E non è solo Morricone a parlare di se. Il docufilm vede anche la presenza di attori, registi e compositori che hanno conosciuto e lavorato col Maestro, il quale ha lasciato in loro un forte segno.

Oltre allo stesso Tornatore, che ha lavorato con Morricone per 25 anni, intervengono nel film Clint Eastwood, Bernardo Bertolucci, Carlo Verdone, Hans Zimmer, Vittorio Taviani, Quentin Tarantino, Nicola Piovani, Oliver Stone e Bruce Springsteen.

Come traspare Morricone in Ennio (il film)

Ennio Film

Chi conosce la fama di Morricone si aspetterebbe che il Maestro sapesse di aver lasciato un segno inportante nel mondo della musica e in quello del cinema.

In realtà guardando Ennio (il flm) si vede un Morricone quasi inconsapevole della sua bravura, timido, che per anni ha vissuto col timore di aver “tradito” il suo insegnante di composizione, Goffredo Petrassi.

Appare inoltre come per molto tempo il suo lavoro non fosse visto di buon occhio dagli altri compositori, e di come Morricone ne abbia sentito il peso.

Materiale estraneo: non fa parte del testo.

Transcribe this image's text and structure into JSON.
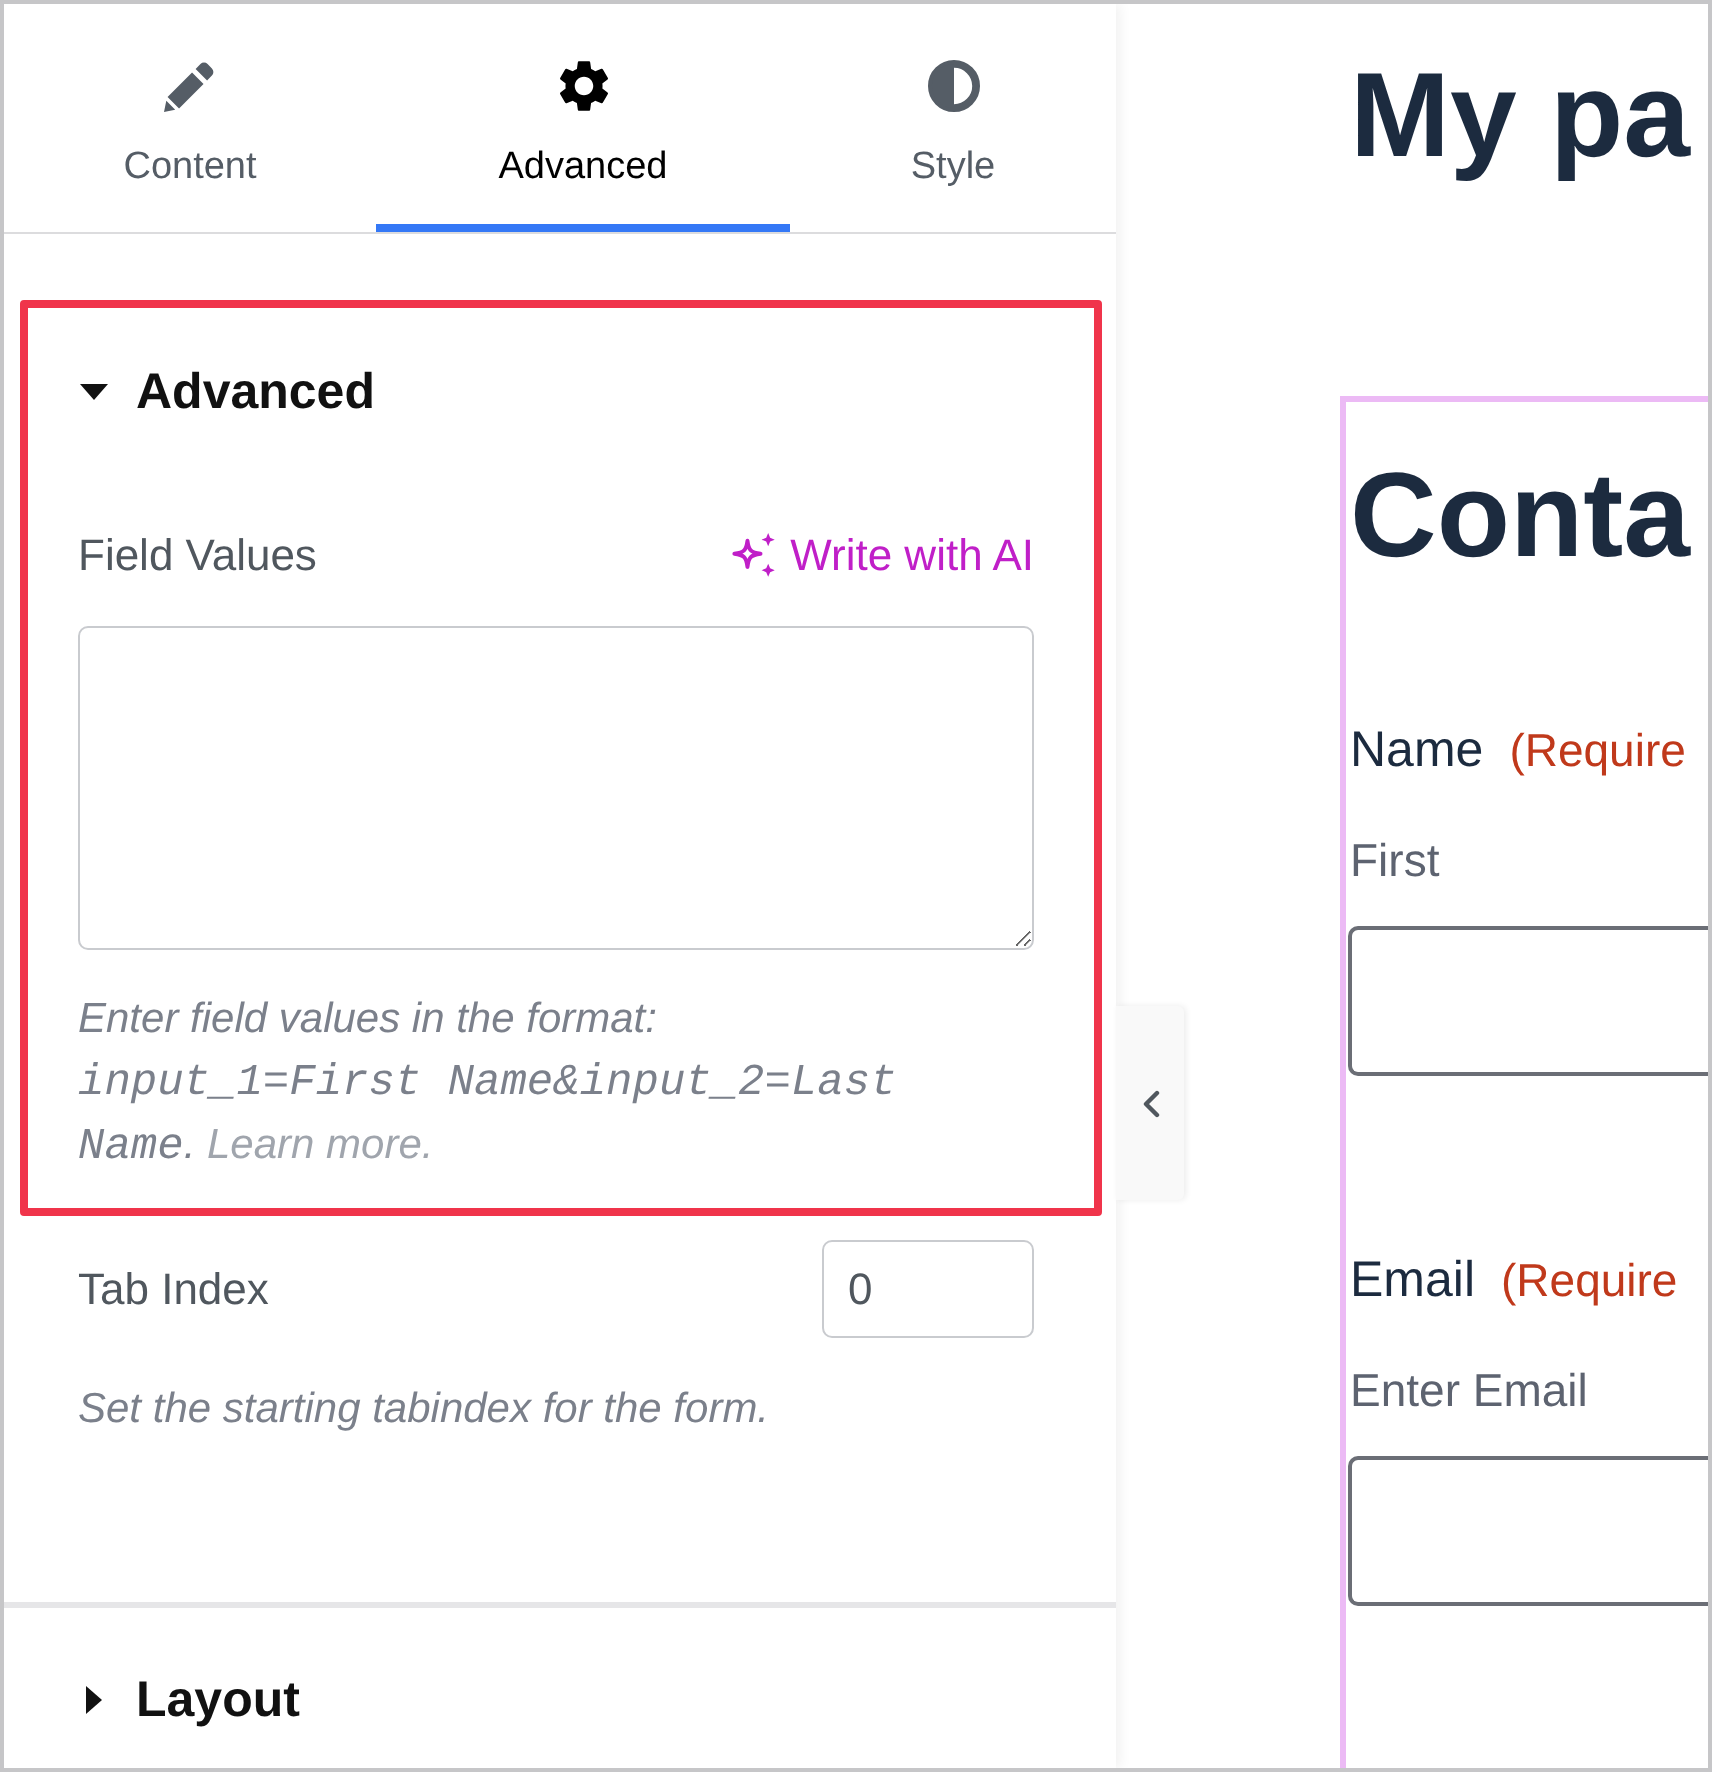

Si percepisce poi la rassegnazione del Maestro quando, nonostante cinque diverse nomination agli oscar, abbia dovuto attendere l’Oscar alla Carriera del 2007 per ritirare l’ambito premio. Un premio accompagnato da una standing ovation di tutta la platea e consegnato dall’amico Clint Eastwood.

Il primo Oscar nella categoria Migliore Colonna Sonora arriverà invece solo nel 2016 per The Hateful Eight, film di Quentin Tarantino.

Il ruolo di Maria Travia

Nell’intervista a Morricone viene citata più volte la moglie Maria Travia ed il ruolo che ha avuto nella carriera dell’autore.

Sposati dal 1956, è una figura di incoraggiamento per Morricone. Lo spinge a proseguire in una direzione che invece veniva vista male da tutti i colleghi compositori e dall’ambiente musicale in generale.

Il legame tra i due è tale che, alla consegna dell’Oscar alla Carriera del 2007, Morricone dice “Dedico questo Oscar a mia moglie Maria che mi ama moltissimo […] e io la amo alla stessa maniera e questo premio è anche per lei.”.

Conclusioni

Ci sono momenti del film nei quali ci siamo emozionati, e qualche lacrima è scesa. Ennio trasmette l’umanità di Morricone, che traspare anche nella sua voce che a volte si incrina ripercorrendo i momenti che più lo hanno segnato nella sua carriera. In diversi momenti alcuni di noi hanno pensato di concludere la visione facendo un applauso in sala, come se fossimo a teatro, ma proprio perché non eravamo a teatro abbiamo desistito. Nonostante ciò, dal fondo della sala è salito il suono dello scrosciare delle mani di altri spettatori, a cui non abbiamo potuto non unirci. Insomma, non possiamo che consigliarvi caldamente di guardare questo film!